Virtually everyone agrees that Britain's armed forces are depleted. Troop numbers are down, morale is weak, and some ageing equipment is in a poor state. And all this comes at a time of greater geopolitical uncertainty, as the threat from Russia looms large across Europe.
Within the next few months, the government will publish its long-awaited Strategic Defence Review – a consultation launched by Sir Keir Starmer shortly after he arrived in Downing Street last summer, designed to identify threats to Britain and recommend how the armed forces can meet them.

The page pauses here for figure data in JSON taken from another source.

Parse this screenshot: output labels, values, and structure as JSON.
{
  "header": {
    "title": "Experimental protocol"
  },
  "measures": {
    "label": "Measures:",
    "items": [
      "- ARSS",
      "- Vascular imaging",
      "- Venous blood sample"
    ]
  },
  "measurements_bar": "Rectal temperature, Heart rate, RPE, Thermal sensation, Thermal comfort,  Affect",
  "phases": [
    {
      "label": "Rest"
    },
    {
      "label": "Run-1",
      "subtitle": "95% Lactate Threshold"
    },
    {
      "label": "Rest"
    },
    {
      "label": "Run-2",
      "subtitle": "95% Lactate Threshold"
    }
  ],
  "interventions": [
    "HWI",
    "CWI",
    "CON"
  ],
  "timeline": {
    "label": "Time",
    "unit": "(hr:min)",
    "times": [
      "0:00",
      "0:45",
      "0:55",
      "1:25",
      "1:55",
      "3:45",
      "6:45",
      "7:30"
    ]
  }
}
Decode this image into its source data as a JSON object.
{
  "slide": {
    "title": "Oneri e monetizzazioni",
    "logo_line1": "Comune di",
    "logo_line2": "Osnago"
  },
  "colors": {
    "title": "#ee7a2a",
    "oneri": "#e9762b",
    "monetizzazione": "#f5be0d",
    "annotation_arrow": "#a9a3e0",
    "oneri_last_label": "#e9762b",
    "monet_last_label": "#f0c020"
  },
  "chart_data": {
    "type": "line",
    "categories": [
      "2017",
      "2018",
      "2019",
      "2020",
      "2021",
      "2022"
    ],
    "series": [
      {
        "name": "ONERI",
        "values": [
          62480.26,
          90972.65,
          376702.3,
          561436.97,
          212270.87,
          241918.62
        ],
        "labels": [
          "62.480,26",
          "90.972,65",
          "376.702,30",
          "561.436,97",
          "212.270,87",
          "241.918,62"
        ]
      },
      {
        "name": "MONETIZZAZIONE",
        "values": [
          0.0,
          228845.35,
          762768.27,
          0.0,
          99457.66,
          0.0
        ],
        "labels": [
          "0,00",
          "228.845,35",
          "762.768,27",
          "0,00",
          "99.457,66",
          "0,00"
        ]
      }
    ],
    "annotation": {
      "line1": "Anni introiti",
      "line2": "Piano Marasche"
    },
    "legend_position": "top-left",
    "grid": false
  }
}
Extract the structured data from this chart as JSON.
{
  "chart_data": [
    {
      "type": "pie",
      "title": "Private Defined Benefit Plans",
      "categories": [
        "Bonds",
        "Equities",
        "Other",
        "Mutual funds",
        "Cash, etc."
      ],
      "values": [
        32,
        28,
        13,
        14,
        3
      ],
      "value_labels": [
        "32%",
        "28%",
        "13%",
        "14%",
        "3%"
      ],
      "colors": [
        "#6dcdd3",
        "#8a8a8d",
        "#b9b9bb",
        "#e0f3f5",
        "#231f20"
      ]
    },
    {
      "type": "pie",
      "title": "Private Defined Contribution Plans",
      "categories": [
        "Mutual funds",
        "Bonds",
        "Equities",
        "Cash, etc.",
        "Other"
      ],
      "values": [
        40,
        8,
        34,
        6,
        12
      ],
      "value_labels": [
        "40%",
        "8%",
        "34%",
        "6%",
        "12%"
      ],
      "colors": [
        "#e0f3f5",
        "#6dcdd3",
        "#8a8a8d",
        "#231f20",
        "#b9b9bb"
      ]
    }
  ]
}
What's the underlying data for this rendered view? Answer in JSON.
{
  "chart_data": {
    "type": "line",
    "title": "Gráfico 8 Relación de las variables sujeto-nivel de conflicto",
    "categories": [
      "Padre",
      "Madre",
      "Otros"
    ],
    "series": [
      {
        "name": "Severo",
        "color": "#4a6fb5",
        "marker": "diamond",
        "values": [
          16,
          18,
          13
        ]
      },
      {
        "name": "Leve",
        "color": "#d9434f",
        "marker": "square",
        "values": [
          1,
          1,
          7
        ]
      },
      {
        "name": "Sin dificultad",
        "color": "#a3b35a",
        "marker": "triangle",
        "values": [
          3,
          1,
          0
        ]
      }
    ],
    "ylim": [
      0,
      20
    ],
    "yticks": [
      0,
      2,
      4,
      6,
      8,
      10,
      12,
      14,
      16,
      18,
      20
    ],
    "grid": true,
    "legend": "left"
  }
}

But there are already doubts over how much it can realistically achieve.
So, as the world becomes more dangerous, what can the government do to reverse the decline – and restore the UK to military readiness?
Dwindling troop numbers
Politicians from all sides, along with military chiefs, admit Britain's armed forces have been "hollowed out". It's true for the Royal Navy and the RAF – and perhaps most acutely, in the British army.
In 2010 the regular Army was nearly 110,000 strong. Now, it is struggling to meet its target of 73,000 soldiers – not enough to fill Cardiff's Principality Stadium.
Earlier this year defence minister and former Royal Marine, Al Carns, told a conference at the Royal United Services Institute, a think tank, that the entire British Army could be "expended" within six to 12 months if it fought a war on a similar scale to the Ukraine conflict.
Last summer the head of the army, General Sir Roly Walker, said the Army needed to be ready to fight a war by 2027 – an admission it isn't ready to fight one in its current state. He said the Army needs to leverage technology, such as drones, new software, and artificial intelligence.
But Justin Crump, an Army Reserve Officer who heads the risk and intelligence company Sibylline, argues that boosts to technology won't make up for the lack of military hardware. "We have big gaps and they're not going to get filled overnight," he says.
The government is also promising to streamline the bureaucratic process of ordering new kit – trying to learn the painful lessons of past mistakes. By the time they eventually arrive, the delivery of hundreds of new Ajax armoured vehicles will have taken more than a decade.
Weaknesses in its Nato commitments
Speak to any government minister about security, they'll no doubt talk about Nato. It's the cornerstone of the UK's security, the government says, and one that has only become more important since Russia's invasion of Ukraine.
According to its Nato commitments, the UK is supposed to be able to field tens of thousands of troops at short notice to defend any Nato territory – with a war-fighting division made up of tanks, artillery, and heavy armour.
But a former senior General told the BBC that in a real war it would run out of ammunition, spares and supplies within weeks or even days. Nor does Britain have much in terms of ground-based air defences – not enough to protect key military bases in the UK, yet alone its towns and cities.